The Lost Man of Bombay

by Vaseem Khan

A skeleton discovered inside a construction site wall leads Persis into a web of wartime secrets and corporate corruption.

Review

The third Malabar House novel opens with a grim discovery: a skeleton walled up inside a construction site, a body that has been hidden for years. Inspector Persis Wadia catches the case, and what begins as an archaeological curiosity quickly spirals into a dangerous investigation touching wartime secrets and powerful interests.

Khan raises the stakes considerably in this instalment. The mystery reaches further back in time than previous books, connecting the hidden body to events during the Second World War. This temporal depth gives the investigation a layered quality — Persis must reconstruct not just a crime but an entire buried history.
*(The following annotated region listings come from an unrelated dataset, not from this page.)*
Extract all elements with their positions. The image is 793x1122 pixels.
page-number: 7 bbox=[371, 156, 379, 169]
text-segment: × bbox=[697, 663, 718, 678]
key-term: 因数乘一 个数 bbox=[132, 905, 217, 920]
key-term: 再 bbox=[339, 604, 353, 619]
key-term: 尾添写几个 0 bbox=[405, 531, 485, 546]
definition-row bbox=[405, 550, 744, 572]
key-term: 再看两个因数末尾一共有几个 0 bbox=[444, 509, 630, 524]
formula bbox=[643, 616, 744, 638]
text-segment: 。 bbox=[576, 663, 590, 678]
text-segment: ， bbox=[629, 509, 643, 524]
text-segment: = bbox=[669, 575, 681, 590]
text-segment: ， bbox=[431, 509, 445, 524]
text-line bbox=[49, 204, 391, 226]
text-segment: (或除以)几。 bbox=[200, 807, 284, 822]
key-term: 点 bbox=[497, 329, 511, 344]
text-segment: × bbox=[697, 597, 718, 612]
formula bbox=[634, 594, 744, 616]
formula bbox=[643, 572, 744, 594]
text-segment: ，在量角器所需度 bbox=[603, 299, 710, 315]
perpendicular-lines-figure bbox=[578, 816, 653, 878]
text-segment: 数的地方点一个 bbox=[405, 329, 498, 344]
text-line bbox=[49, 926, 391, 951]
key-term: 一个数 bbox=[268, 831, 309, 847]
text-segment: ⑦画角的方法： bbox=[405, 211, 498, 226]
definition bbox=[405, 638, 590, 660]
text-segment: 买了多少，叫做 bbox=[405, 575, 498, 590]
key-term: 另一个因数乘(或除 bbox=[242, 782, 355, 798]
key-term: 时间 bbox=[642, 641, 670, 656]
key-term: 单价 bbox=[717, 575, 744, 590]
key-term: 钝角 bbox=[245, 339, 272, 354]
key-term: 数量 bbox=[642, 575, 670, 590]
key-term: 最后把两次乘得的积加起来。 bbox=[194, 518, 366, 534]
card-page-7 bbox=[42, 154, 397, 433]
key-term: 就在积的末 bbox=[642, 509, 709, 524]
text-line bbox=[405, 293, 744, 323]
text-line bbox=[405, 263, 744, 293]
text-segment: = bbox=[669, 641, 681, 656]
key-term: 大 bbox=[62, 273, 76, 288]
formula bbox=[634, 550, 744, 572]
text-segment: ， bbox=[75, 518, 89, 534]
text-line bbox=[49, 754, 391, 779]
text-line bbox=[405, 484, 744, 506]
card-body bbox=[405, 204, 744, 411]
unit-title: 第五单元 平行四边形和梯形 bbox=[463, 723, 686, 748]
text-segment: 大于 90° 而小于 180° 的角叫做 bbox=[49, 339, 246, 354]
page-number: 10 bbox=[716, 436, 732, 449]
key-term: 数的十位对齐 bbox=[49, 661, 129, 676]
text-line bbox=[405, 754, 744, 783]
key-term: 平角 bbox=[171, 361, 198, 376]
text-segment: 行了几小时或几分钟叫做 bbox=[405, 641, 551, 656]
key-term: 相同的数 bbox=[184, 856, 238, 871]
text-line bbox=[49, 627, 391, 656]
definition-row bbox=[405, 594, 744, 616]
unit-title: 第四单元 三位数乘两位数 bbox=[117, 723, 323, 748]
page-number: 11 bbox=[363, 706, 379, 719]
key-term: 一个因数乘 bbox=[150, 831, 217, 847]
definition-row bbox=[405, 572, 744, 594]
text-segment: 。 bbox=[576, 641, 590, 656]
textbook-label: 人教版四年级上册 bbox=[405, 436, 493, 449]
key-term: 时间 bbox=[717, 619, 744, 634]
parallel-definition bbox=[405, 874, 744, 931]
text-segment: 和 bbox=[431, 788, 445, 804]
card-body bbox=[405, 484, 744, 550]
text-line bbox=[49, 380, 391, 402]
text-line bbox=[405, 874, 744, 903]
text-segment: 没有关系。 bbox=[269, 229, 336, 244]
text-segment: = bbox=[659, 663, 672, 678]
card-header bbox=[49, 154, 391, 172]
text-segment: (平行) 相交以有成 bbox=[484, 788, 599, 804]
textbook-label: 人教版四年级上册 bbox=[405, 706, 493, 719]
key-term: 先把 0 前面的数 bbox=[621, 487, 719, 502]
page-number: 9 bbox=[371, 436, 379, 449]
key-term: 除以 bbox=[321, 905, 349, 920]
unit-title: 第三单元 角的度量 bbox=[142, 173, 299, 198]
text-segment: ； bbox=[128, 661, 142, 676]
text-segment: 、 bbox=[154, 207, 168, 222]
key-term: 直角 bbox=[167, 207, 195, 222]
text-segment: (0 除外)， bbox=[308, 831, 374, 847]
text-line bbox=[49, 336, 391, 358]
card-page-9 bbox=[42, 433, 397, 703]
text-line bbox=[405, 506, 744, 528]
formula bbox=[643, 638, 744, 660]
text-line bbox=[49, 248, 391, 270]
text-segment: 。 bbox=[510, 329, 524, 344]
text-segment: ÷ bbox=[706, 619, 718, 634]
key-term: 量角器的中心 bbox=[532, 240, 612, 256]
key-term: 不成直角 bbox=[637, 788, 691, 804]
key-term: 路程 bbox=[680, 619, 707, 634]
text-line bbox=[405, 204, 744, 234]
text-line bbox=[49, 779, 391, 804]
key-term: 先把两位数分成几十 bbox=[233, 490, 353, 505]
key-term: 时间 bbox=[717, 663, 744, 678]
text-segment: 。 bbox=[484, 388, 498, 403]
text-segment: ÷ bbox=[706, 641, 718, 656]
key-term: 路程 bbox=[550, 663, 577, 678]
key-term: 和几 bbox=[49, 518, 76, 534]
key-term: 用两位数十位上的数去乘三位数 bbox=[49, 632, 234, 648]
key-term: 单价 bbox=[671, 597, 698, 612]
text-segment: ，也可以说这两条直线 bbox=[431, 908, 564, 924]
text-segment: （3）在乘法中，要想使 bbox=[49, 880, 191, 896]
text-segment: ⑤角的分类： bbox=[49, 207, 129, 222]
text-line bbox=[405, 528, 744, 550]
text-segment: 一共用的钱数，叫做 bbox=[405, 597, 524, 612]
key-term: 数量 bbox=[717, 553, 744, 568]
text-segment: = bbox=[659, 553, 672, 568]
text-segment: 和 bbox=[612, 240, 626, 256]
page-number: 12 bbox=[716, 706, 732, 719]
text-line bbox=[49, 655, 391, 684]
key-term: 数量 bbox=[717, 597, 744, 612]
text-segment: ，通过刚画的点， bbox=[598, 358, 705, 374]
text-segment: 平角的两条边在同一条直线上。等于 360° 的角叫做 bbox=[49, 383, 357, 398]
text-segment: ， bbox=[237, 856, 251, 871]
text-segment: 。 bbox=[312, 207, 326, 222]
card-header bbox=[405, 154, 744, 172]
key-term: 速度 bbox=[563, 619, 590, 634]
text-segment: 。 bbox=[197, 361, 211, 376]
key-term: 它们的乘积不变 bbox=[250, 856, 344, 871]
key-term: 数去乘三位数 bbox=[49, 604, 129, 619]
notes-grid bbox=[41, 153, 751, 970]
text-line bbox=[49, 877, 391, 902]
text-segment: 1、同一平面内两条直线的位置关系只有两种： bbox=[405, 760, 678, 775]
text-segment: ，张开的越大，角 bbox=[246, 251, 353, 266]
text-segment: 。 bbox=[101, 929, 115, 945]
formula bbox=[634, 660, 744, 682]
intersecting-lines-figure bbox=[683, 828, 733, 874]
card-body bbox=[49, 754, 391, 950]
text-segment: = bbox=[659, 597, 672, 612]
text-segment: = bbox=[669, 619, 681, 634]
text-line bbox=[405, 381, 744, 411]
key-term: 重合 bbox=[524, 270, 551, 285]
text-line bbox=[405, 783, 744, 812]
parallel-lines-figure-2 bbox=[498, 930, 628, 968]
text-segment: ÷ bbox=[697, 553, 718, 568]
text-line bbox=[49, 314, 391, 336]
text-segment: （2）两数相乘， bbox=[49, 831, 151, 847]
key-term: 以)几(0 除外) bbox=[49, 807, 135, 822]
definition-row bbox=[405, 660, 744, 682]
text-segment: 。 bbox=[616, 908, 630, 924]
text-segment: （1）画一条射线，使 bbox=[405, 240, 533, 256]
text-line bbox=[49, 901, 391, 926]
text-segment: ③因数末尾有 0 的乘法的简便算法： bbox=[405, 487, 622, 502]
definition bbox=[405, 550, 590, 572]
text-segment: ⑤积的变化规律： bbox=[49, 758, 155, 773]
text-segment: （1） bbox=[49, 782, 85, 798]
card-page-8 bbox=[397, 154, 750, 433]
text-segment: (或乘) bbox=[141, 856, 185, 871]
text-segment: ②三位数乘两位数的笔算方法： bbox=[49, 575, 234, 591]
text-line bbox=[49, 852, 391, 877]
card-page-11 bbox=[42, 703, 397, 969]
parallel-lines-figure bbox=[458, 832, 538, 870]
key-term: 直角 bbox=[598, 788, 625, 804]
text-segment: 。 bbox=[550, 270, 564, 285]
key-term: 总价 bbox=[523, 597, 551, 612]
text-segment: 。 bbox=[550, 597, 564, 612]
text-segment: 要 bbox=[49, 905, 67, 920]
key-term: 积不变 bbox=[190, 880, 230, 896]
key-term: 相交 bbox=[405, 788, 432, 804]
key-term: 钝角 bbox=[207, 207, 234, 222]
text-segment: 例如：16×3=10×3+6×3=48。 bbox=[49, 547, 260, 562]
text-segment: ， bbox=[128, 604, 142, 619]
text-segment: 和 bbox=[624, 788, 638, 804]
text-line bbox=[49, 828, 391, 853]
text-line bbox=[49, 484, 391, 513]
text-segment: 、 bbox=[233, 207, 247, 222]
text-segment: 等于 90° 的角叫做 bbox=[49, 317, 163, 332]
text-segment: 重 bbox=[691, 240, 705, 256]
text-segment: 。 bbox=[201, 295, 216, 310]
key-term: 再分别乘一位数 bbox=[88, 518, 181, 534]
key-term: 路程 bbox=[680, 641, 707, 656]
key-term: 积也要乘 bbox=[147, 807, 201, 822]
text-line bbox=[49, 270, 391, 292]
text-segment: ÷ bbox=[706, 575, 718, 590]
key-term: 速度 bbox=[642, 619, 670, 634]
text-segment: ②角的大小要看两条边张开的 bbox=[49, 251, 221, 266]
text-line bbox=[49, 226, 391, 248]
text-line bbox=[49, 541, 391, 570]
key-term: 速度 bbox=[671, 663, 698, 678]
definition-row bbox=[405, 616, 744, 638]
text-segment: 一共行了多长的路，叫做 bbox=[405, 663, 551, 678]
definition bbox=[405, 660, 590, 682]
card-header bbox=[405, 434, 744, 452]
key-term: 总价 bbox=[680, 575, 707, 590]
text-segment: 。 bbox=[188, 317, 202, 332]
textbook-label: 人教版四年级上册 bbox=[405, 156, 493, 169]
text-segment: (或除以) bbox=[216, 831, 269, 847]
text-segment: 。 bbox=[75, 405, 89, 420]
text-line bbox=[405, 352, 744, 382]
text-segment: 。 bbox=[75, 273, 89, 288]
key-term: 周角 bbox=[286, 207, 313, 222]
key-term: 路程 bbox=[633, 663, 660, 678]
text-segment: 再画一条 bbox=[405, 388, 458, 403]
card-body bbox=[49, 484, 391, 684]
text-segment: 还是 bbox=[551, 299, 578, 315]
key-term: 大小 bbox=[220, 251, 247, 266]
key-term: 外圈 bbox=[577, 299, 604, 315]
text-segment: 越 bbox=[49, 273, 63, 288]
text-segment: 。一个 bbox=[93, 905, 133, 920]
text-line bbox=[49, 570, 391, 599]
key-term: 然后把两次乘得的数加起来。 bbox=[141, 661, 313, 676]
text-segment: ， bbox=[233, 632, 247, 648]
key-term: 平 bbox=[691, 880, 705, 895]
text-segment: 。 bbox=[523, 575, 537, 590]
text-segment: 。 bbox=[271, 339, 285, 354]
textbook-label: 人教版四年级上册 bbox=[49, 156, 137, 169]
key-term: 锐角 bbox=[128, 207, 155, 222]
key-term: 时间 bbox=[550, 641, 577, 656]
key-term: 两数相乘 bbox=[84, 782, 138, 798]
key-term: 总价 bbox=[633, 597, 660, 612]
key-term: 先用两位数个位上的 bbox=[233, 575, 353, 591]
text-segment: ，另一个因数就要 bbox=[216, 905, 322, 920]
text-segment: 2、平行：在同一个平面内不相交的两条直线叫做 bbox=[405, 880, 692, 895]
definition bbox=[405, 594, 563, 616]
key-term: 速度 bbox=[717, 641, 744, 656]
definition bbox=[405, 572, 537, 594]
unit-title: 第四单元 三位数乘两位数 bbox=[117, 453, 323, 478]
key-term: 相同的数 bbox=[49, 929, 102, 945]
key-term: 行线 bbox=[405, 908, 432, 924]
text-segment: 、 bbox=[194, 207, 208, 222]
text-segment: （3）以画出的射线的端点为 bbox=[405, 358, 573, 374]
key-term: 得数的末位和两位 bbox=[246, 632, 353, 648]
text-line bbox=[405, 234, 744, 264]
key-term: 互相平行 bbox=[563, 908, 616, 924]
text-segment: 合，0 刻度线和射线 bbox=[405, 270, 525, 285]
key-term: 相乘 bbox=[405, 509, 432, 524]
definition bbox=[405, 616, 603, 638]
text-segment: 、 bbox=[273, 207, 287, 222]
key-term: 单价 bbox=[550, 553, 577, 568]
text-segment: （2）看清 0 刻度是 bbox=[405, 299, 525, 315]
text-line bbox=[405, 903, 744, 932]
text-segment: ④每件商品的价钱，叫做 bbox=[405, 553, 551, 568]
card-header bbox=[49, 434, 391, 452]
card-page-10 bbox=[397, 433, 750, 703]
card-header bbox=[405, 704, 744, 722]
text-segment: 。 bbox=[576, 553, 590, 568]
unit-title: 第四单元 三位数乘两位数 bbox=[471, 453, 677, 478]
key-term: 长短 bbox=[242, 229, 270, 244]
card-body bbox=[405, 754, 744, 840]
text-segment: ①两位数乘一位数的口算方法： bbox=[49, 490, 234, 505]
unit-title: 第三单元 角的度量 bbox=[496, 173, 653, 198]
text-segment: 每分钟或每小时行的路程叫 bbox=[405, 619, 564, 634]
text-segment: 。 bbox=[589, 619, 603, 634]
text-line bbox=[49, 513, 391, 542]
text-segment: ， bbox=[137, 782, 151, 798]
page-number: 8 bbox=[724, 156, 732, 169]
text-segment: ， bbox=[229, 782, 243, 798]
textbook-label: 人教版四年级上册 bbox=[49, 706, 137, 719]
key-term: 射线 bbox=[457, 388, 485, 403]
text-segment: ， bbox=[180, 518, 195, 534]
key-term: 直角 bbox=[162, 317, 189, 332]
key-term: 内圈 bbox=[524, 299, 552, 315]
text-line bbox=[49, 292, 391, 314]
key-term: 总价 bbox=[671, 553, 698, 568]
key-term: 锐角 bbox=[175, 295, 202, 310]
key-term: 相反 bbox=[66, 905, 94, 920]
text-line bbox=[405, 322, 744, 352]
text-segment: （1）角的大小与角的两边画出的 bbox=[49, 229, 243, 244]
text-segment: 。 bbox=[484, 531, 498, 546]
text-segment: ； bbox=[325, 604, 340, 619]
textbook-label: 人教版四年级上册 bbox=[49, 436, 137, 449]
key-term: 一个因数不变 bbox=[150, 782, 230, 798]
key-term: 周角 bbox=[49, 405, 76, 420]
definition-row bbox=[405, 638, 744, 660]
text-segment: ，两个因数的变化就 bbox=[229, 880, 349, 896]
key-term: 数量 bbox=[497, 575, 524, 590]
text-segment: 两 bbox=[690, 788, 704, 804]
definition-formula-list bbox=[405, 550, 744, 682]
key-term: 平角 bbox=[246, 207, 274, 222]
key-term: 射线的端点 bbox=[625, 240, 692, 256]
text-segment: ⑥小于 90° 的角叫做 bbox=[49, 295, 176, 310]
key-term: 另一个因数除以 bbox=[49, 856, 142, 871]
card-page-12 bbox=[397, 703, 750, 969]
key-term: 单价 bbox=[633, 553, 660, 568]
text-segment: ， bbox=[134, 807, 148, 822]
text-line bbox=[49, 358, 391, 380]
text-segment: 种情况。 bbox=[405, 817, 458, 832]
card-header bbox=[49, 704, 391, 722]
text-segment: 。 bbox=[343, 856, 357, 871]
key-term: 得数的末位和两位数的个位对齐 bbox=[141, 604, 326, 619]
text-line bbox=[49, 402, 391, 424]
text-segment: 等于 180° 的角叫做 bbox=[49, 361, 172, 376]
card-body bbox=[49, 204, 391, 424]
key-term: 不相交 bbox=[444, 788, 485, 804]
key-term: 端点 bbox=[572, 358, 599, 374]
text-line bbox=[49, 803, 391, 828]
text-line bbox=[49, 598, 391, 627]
Persis herself continues to evolve in ways that feel earned. The professional isolation she endured in earlier books has begun to shift, not because the world has changed but because she has proven herself impossible to ignore. Yet Khan is careful not to make her journey too smooth. Every step forward comes with resistance, and Persis pays a price for each victory.

The corporate corruption angle adds a welcome dimension. Khan exposes the underside of Bombay’s rapid postwar development — the deals, the demolitions, the people who get erased when money and progress demand it. The skeleton in the wall becomes a powerful metaphor for what gets buried when cities reinvent themselves.

Archie Blackfinch’s role expands meaningfully here. His forensic expertise drives key breakthroughs, and his relationship with Persis develops with a slow-burn tension that Khan handles with characteristic subtlety. Their dynamic — a British man and an Indian woman navigating both professional and personal boundaries — mirrors the larger cultural negotiations of the era.

The wartime flashback sequences are among the best writing in the series. Khan recreates the atmosphere of Bombay during the war with vivid specificity: the blackouts, the paranoia, the fortunes made and lost. These passages illuminate the present-day mystery while standing as compelling narrative in their own right.

Khan’s plotting has grown more ambitious with each book, and here he manages multiple timelines and intersecting storylines with impressive control. The connections between past and present emerge gradually, and the moment when the full picture clicks into place is genuinely thrilling.

The sense of place remains extraordinary. Bombay in the early 1950s is rendered with such texture that the city feels like a character in its own right — volatile, beautiful, and hiding secrets in every alleyway. Khan’s love for this setting is evident on every page.

The supporting cast at Malabar House continues to deepen. What was once a dumping ground for unwanted officers has become something like a family, and the internal dynamics of the unit provide warmth and humour amid the darker elements of the plot.

The Lost Man of Bombay is the strongest entry in the series so far. It combines a deeply satisfying mystery with rich historical texture and a protagonist who only grows more compelling with each outing. Khan has built something special here — a series that rewards loyalty and only improves with time.